Which brings me to this week’s pick(s). Shout/Scream Factory has been releasing some really interesting packages of really interesting films for five years now. To celebrate their anniversary, they are putting out three cool-looking SteelBooks of classic John Carpenter films.

Truth be told the films – They Live, The Fog, and Escape From New York – are simply being repackaged from previous Shout Factory releases. There is nothing new about their content (though it should be said the recycled content is pretty great as it includes numerous commentaries and documentaries). It’s old stuff put in a shiny new package. Normally, I’m against this sort of thing but Shout Factory is being totally upfront about it, and the packaging is quite nice.

So if you are like me and you don’t already own these films on Blu-ray, these sets not only include great extras but they’ll look really cool on your shelves too. Which is exactly what collecting is about.

Also out this week that looks interesting:

The Circle: Davd Eggers wrote this thriller starring Tom Hanks, Karen Gillan, John Boyega, Bill Paxton, and Patton Oswalt about a Google-like company and its mysterious, possibly nefarious ways. That’s a lot of star power but the reviews have been pretty tepid.

Obit.: Documentary about the people who write the New York Times obituaries.

Big Little Lies: Nicole Kidman, Reese Witherspoon, Shailene Woodley, Alexander Skarsgård, Zoë Kravitz, and Laura Dern star in this limited series from HBO about a small town murder mystery and the lies it uncovers.

Crashing: The Complete First Season: HBO series starring Pete Holmes about a man struggling to be a stand-up comic. [Read Davy’s review.]

Hired Gun: Documentary about session and touring musicians who have backed up some of the famous names rock and roll.

Slither: Fun little horror comedy from James Gunn starring Nathan Fillion and Elizabeth Banks gets a cool-looking collector’s set from Shout Factory.

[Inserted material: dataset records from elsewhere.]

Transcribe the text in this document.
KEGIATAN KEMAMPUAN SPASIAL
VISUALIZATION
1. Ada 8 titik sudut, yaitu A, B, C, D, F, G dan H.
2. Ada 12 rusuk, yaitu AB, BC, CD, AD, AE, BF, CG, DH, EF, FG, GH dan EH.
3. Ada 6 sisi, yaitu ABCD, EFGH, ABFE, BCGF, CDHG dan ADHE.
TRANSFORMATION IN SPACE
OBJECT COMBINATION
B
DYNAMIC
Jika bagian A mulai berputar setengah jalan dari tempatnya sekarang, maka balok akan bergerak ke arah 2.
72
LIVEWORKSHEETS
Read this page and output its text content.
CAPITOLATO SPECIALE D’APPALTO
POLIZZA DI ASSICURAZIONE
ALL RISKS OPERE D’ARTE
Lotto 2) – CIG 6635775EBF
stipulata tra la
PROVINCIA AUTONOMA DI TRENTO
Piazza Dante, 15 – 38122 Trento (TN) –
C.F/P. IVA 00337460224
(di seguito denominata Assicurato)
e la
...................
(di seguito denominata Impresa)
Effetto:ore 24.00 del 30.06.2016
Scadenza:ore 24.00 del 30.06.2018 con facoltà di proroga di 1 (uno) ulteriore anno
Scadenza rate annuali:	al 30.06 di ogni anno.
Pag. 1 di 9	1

Going in Style: Old guys plan a bank heist film starring Morgan Freeman, Michael Caine, and Alan Arkin. Directed by Zach Braff.

Colossal: Anne Hathaway, Dan Stevens, and Jason Sudeikis star in this drama about a woman who discovers that several catastrophic events are connected to her own personal mental breakdown.

Shin Godzilla: Japanese reboot of the old Godzilla franchise. Won lots of awards in Japan.